Health care was just one of the topics covered in depth at the National Conference of State Legislatures meeting in Louisville, Ky., July 25-28. With dozens of sessions each day on a variety of subjects, legislators and staff had to choose which to attend. I focused on health care, including implementation of the new reform law.
Presentations covered key provisions of the new law and state responsibilities to enact them, including details on the requirement to set up health insurance exchanges to provide choices to consumers. Supply of medical professionals is a big issue, not only because of anticipated additional demand on the system, but because of the age of the current workforce. Public health, including chronic disease prevention, has a big role in reducing costs and increasing wellness. For example, it is better to help a patient control diabetes than to amputate a gangrenous leg. Fiscal implications of health care reform are a critical issue to all states, particularly because of the deficit budgets in most states.
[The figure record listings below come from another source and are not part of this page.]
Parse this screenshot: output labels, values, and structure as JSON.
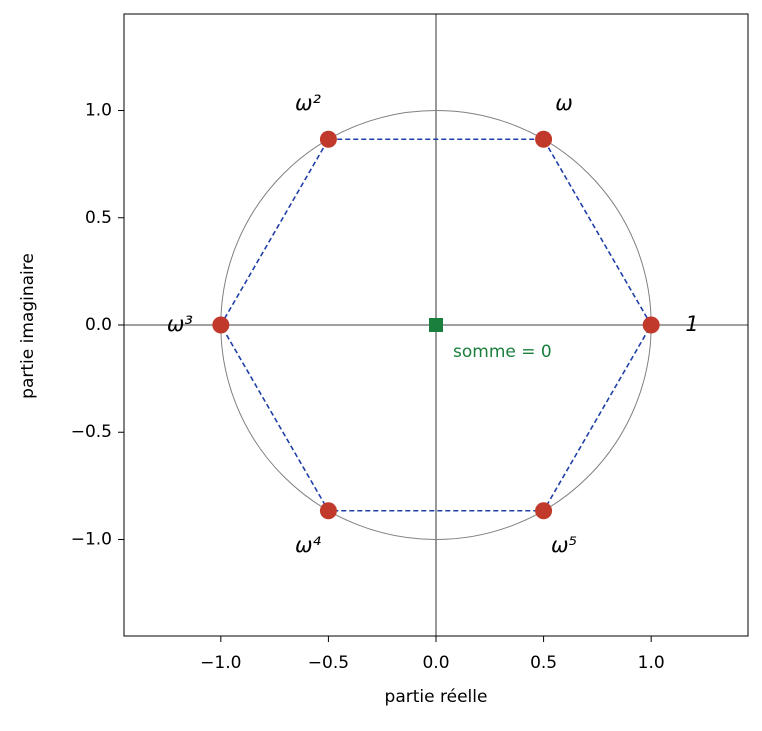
{
  "chart_data": {
    "type": "scatter",
    "xlabel": "partie réelle",
    "ylabel": "partie imaginaire",
    "xlim": [
      -1.45,
      1.45
    ],
    "ylim": [
      -1.45,
      1.45
    ],
    "xticks": [
      {
        "value": -1.0,
        "label": "−1.0"
      },
      {
        "value": -0.5,
        "label": "−0.5"
      },
      {
        "value": 0,
        "label": "0.0"
      },
      {
        "value": 0.5,
        "label": "0.5"
      },
      {
        "value": 1.0,
        "label": "1.0"
      }
    ],
    "yticks": [
      {
        "value": -1.0,
        "label": "−1.0"
      },
      {
        "value": -0.5,
        "label": "−0.5"
      },
      {
        "value": 0,
        "label": "0.0"
      },
      {
        "value": 0.5,
        "label": "0.5"
      },
      {
        "value": 1.0,
        "label": "1.0"
      }
    ],
    "x": [
      1,
      0.5,
      -0.5,
      -1,
      -0.5,
      0.5
    ],
    "y": [
      0,
      0.866,
      0.866,
      0,
      -0.866,
      -0.866
    ],
    "point_labels": [
      "1",
      "ω",
      "ω²",
      "ω³",
      "ω⁴",
      "ω⁵"
    ],
    "color": "#c0392b",
    "polygon_color": "#2040a8",
    "circle": {
      "radius": 1,
      "color": "#808080"
    },
    "zero_lines": true,
    "center": {
      "x": 0,
      "y": 0,
      "label": "somme = 0",
      "color": "#1a7f3c"
    }
  }
}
Establishing medical homes to provide patient-centered care is seen as one option for better outcomes. Technology has an enormous role to play, not only in handling records, but also in providing access to specialty care for those in rural areas. Home visiting programs for families with very young children also offer better outcomes. CHIP (Children's Health Insurance Program) has been re-authorized by the federal government, but has not been funded for the last few years of the program, so states must determine what to do to continue the coverage.
Changing the Course of Delinquency was one session which focused on ways to better deal with foster children, juvenile delinquents, teen parents, and dropouts to improve their lives through prevention and early intervention. Constitutional issues were reviewed by a Vanderbilt law professor to better inform us about the points anticipated to be made by both the 21 states suing the federal government and by the Department of Justice. It was a very interesting and well-done presentation.
Other programs included tax policies, human trafficking, banking regulation, military support, credit and debit cards regulation, career and technical education, environmental issues, federal budget updates, internet regulation, energy issues including grids and clean energy, U.S. Supreme Court decisions with federalism implications, rural road safety, K-12 improvements, distracted driving, prison spending, creating jobs, and more. I would have liked to have heard those, too, but stayed with the health programs.
The information that is provided for legislators at NCSL meetings is very valuable to policymakers and to the state, because it would be nearly impossible for us to gather all of the information on our own that is provided for us there. We also learn what is working or not working in other states and can avoid making mistakes at home, as we address the same concerns. It was a valuable experience, not only for me to be better educated, but for what I can bring to our legislative deliberations.